Le implicazioni della guerra dei dazi

Secondo la US Energy Information Administration, le importazioni cinesi di petrolio greggio statunitense erano già in calo, del 52% nei primi 11 mesi del 2024 rispetto allo stesso periodo dell’anno precedente (circa 230.540 barili al giorno).

Secondo dati doganali cinesi citati da Reuters nell’arco dell’intero anno le importazioni statunitensi hanno rappresentato l’1,7% delle importazioni di greggio della Cina, per un valore di circa 6 miliardi di dollari, in calo rispetto al 2,5% del 2023.

Tuttavia, le importazioni di GNL americano sono in crescita nel Paese asiatico e hanno raggiunto un totale di 4,16 milioni di tonnellate l’anno scorso, per un valore di 2,41 miliardi di dollari.

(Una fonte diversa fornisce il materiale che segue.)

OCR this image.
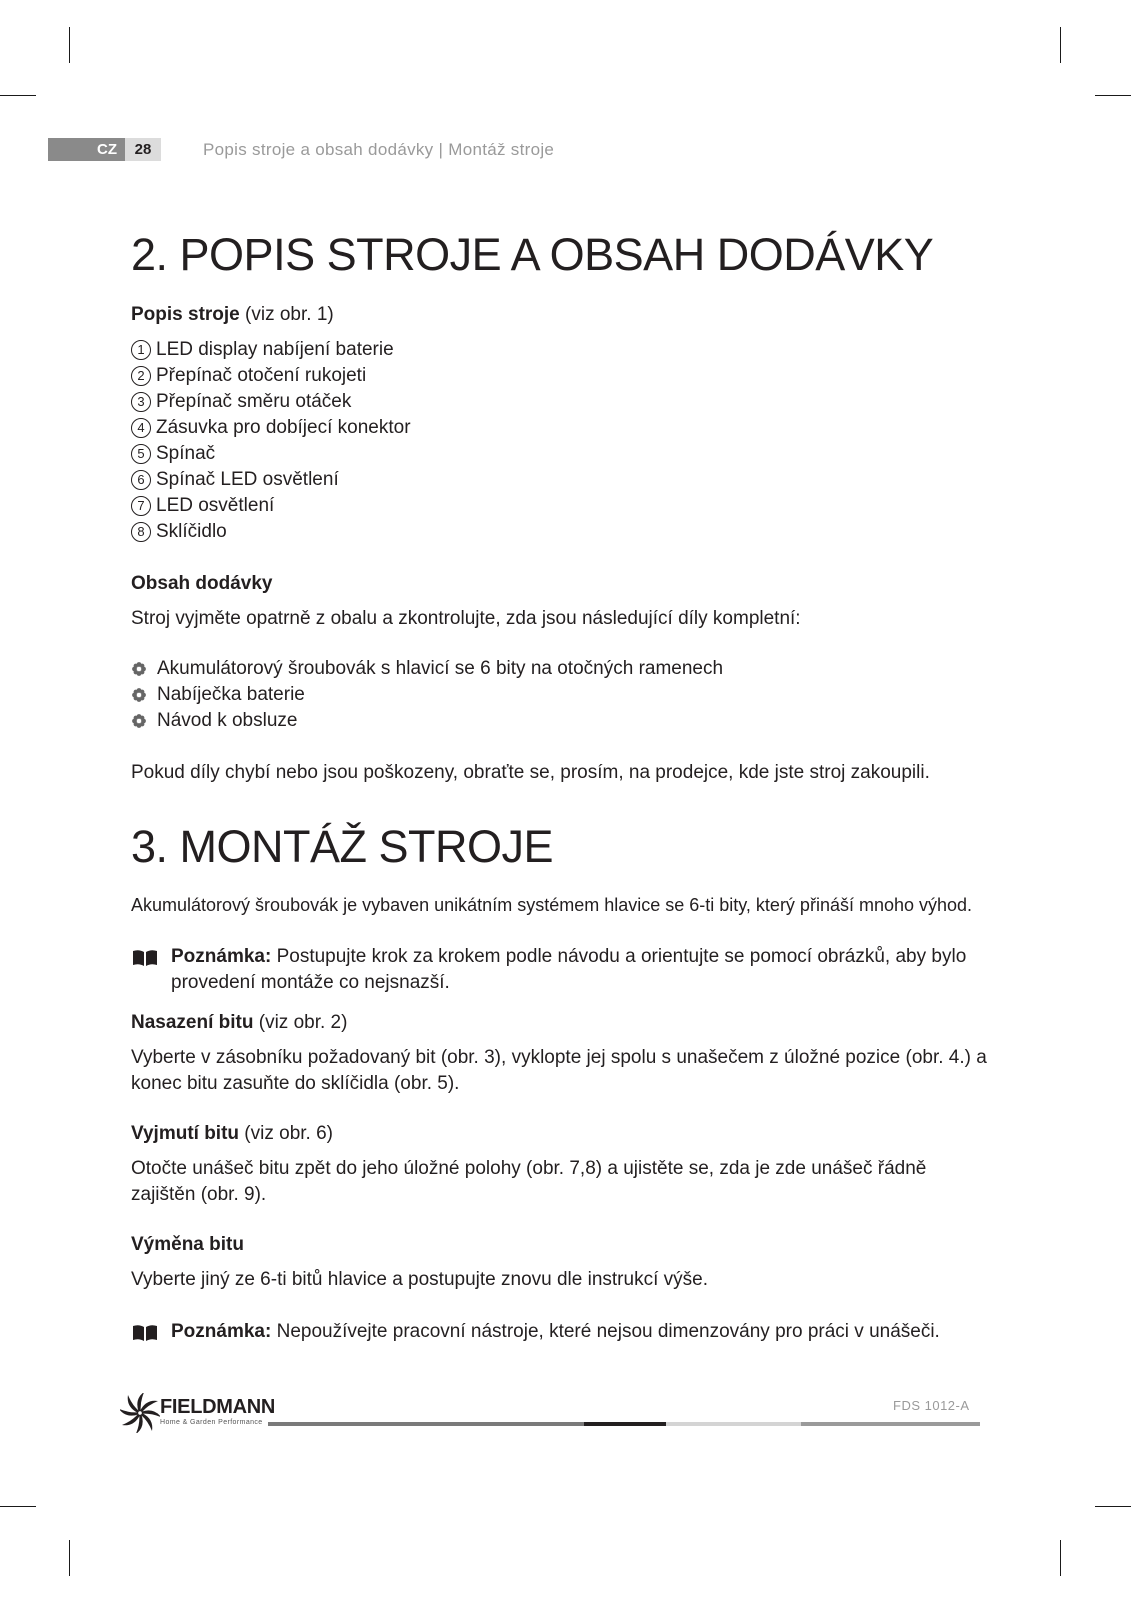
CZ	28	Popis stroje a obsah dodávky | Montáž stroje
2. POPIS STROJE A OBSAH DODÁVKY
Popis stroje (viz obr. 1)
1 LED display nabíjení baterie
2 Přepínač otočení rukojeti
3 Přepínač směru otáček
4 Zásuvka pro dobíjecí konektor
5 Spínač
6 Spínač LED osvětlení
7 LED osvětlení
8 Sklíčidlo
Obsah dodávky

Stroj vyjměte opatrně z obalu a zkontrolujte, zda jsou následující díly kompletní:

Akumulátorový šroubovák s hlavicí se 6 bity na otočných ramenech
Nabíječka baterie
Návod k obsluze

Pokud díly chybí nebo jsou poškozeny, obraťte se, prosím, na prodejce, kde jste stroj zakoupili.

3. MONTÁŽ STROJE

Akumulátorový šroubovák je vybaven unikátním systémem hlavice se 6-ti bity, který přináší mnoho výhod.

Poznámka: Postupujte krok za krokem podle návodu a orientujte se pomocí obrázků, aby bylo provedení montáže co nejsnazší.

Nasazení bitu (viz obr. 2)

Vyberte v zásobníku požadovaný bit (obr. 3), vyklopte jej spolu s unašečem z úložné pozice (obr. 4.) a konec bitu zasuňte do sklíčidla (obr. 5).

Vyjmutí bitu (viz obr. 6)

Otočte unášeč bitu zpět do jeho úložné polohy (obr. 7,8) a ujistěte se, zda je zde unášeč řádně zajištěn (obr. 9).

Výměna bitu

Vyberte jiný ze 6-ti bitů hlavice a postupujte znovu dle instrukcí výše.

Poznámka: Nepoužívejte pracovní nástroje, které nejsou dimenzovány pro práci v unášeči.

FIELDMANN
Home & Garden Performance
FDS 1012-A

L’importazione di gas naturale liquefatto dagli Usa tramite contratti a lungo termine potrebbe rimanere conveniente, nonostante i dazi, per gli acquirenti cinesi, secondo studiosi dell’ICIS, società londinese che fornisce analisi di mercato. Ma è probabile che il gigante asiatico eviterà comunque di acquistare carichi spot da Washington, andando quindi a cercare altre fonti.

Durante la prima amministrazione Trump era successo lo stesso con il greggio statunitense: la Cina aveva imposto tariffe del 25% riducendo gli acquisti di 300.000-400.000 barili al giorno e rivolgendosi a mercati alternativi come l’Africa occidentale e i Paesi asiatici.